Folklore bei Montestrutto

Heute verlassen wir die Region Valle d´Aosta schon kurz nach dem Start, denn bereits Carema liegt in der Provinz Torino in der Region Piemonte, bekannt unter anderem für herrliche Weine und Trüffel. Das Tal beginnt nach etwa 8km Wanderung breiter zu werden - wir lassen die Alpen hinter uns.

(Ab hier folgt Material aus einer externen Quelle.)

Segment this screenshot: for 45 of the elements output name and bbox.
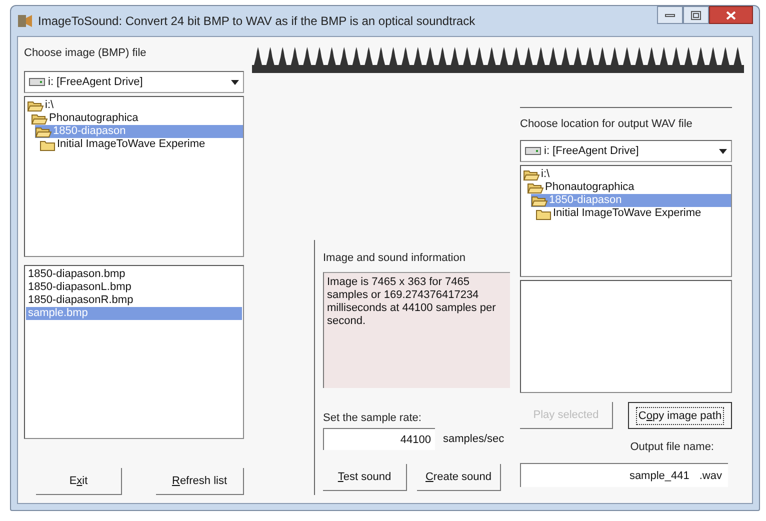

Wir verlassen den westlichen Ortsteil von Pont-Saint-Martin und gelangen über die felsige Schlucht des «Torrent de Lys» resp. über die dortige Römerbrücke in den östlichen Ortsteil. Diese alte Brücke wurde übrigens bis 1831 für den Durchgangsverkehr benutzt. Die Wanderung bis Ivrea verläuft durchgehend östlich der Dora Bàltea durch eine Reihe von kleineren Orten, aber abseits der grossen Verkehrsströme.

Pont-Saint-Martin

Pont-Saint-Martin

Ivrea ist eine ehemalige Römerstadt, die 100 v.Chr. errichtet wurde. das historische Stadtzentrum liegt beidseitig der der Dora Bàltea. Die Stadt war schon im Mittelalter eine wichtige Pilgerstation und verfügte über 10 Hospize für Pilger. Zu den Sehenswürdigkeiten zählen das gut erhaltene «Castello delle Torri Rosse» aus dem Jahr 1358, der Dom «Santa Maria Assunta» mit Baubeginn um 970 und die Brücke «Ponte Vecchio», die im 5. Jh. von den Römern erbaut wurde.

Hinweis(e)

Die «Via Francigena» ist einer der 3 christlichen Pilgerwege des Mittelalters, dessen Hauptachse von Canterbury in England nach Rom führt. Diese Dokumentation gibt vorerst den meistbegangenen Abschnitt von Lausanne nach Rom wieder.